Your startup valuation, explained simply.
Here is a quick tutorial on how valuations and investment rounds work, as simple as I could make it. The jargon may sound off-putting but the concepts are simple. Understand the definitions and build the cap table. Ask the investor for their cap table so you are sure there’s no confusion. Compare offers on an apple-to-apples basis by comparing the Price Per Share. Let's dive in. Bonus: a simple cap table you can use
Fundamentals
Angels and Investors will buy newly issued shares in your company. They will invest a dollar amount (say $1M) and buy those shares at a certain Price Per Share (PPS) which is the value of one unit of equity (a share).

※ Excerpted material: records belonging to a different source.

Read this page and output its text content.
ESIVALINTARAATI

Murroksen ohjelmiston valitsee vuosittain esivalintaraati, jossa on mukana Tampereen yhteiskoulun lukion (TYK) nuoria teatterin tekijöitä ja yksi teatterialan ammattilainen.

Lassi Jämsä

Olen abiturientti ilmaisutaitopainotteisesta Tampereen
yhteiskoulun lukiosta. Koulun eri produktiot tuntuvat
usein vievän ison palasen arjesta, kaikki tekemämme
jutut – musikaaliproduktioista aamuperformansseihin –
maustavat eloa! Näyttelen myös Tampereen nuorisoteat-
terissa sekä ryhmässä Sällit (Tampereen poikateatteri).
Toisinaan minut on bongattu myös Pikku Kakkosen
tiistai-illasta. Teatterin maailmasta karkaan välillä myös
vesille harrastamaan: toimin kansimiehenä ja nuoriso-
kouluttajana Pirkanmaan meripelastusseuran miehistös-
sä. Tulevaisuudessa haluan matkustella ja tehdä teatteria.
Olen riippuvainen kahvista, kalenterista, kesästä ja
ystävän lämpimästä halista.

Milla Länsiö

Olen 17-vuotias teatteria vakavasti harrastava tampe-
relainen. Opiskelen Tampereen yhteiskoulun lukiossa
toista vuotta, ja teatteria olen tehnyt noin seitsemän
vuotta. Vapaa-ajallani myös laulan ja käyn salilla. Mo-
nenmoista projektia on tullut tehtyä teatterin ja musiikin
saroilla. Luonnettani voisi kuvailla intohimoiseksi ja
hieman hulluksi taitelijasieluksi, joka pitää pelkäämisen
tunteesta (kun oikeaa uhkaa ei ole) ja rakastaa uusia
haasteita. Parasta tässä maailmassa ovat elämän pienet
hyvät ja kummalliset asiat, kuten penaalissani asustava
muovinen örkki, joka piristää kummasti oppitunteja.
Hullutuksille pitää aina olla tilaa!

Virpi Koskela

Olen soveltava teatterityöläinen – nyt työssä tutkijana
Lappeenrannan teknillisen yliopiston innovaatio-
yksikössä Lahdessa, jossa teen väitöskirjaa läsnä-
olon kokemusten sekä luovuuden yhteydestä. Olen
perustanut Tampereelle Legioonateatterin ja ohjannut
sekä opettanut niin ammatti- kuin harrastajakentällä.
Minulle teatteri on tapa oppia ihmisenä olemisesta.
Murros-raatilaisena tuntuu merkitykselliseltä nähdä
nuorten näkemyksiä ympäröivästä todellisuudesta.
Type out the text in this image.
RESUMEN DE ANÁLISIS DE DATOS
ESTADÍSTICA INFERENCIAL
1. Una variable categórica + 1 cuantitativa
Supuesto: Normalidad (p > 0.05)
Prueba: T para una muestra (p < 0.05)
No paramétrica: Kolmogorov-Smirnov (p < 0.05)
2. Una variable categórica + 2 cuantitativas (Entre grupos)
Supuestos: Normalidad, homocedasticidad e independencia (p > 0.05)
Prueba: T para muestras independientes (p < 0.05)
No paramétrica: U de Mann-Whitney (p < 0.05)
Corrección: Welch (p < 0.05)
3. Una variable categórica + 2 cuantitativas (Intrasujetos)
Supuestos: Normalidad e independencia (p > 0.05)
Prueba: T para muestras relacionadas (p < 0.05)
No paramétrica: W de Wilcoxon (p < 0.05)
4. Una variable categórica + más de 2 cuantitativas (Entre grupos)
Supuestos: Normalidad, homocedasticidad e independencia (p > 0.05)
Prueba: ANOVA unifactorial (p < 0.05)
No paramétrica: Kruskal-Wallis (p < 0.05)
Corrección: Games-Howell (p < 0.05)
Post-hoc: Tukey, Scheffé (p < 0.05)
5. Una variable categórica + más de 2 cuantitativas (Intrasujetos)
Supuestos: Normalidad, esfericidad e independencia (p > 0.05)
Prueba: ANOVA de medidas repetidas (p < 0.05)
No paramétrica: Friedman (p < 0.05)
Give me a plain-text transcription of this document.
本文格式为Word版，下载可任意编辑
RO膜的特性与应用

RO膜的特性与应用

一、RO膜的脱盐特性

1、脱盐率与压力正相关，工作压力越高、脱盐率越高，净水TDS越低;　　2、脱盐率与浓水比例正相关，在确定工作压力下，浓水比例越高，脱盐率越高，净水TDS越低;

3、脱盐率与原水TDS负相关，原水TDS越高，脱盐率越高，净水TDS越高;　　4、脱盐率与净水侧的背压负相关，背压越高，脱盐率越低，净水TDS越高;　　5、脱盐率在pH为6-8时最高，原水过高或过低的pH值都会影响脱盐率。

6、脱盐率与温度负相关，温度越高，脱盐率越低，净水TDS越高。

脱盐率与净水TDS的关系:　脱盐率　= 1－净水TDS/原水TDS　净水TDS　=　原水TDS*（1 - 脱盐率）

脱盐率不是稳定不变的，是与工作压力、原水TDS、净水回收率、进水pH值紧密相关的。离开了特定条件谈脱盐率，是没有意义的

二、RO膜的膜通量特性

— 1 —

Investors look at your existing business and assign a value to it. This value is what is called the Pre-Money Valuation. The Post-Money Valuation is the agreed value of your company + the cash invested in the round.
To calculate the Price Per Share, simply take the Pre-Money and divide by the number of shares currently in existence (# Pre-Money Shares).
Price Per Share = Pre-Money Valuation / # Pre-Money Shares
Here's a super basic cap table with PPS calc:
The Option Pool Shuffle
How many shares exist prior to the round? The answer is less obvious than you might think; it is actually a question of agreed definition ... and a source of confusion. Included for sure are the existing shares and the options that have been allocated. The subtlety is that the total number of shares considered will usually include a number of options that have not yet been allocated or even authorised yet -- new options.
Why include new options? Well, VCs calculate their return profiles based on ownership, and like to know how much they will own by the time you get to the next round. So it is customary to “budget” say 18 months worth of options required for team building ... so that the ownership number is a “true reflection” of what the investors will own by the time the next round comes around.
Think of unallocated Options as “unseen dilution” or “yet to happen” dilution.
Usually in a term-sheet you will see wording such as: “the Pre-Money will include a number of Options such that the unallocated option pool represents 10% of the fully diluted equity”. In plain English, this just means: "we will plug a number of new options in the spreadsheet such that the unallocated number of options after the round is 10% — and these options will be part of the Pre-Money Shares".
You can see that having more options in the Pre-Money number of shares reduces the Price Per Share of the round (and can do so quite significantly), since it increases the denominator.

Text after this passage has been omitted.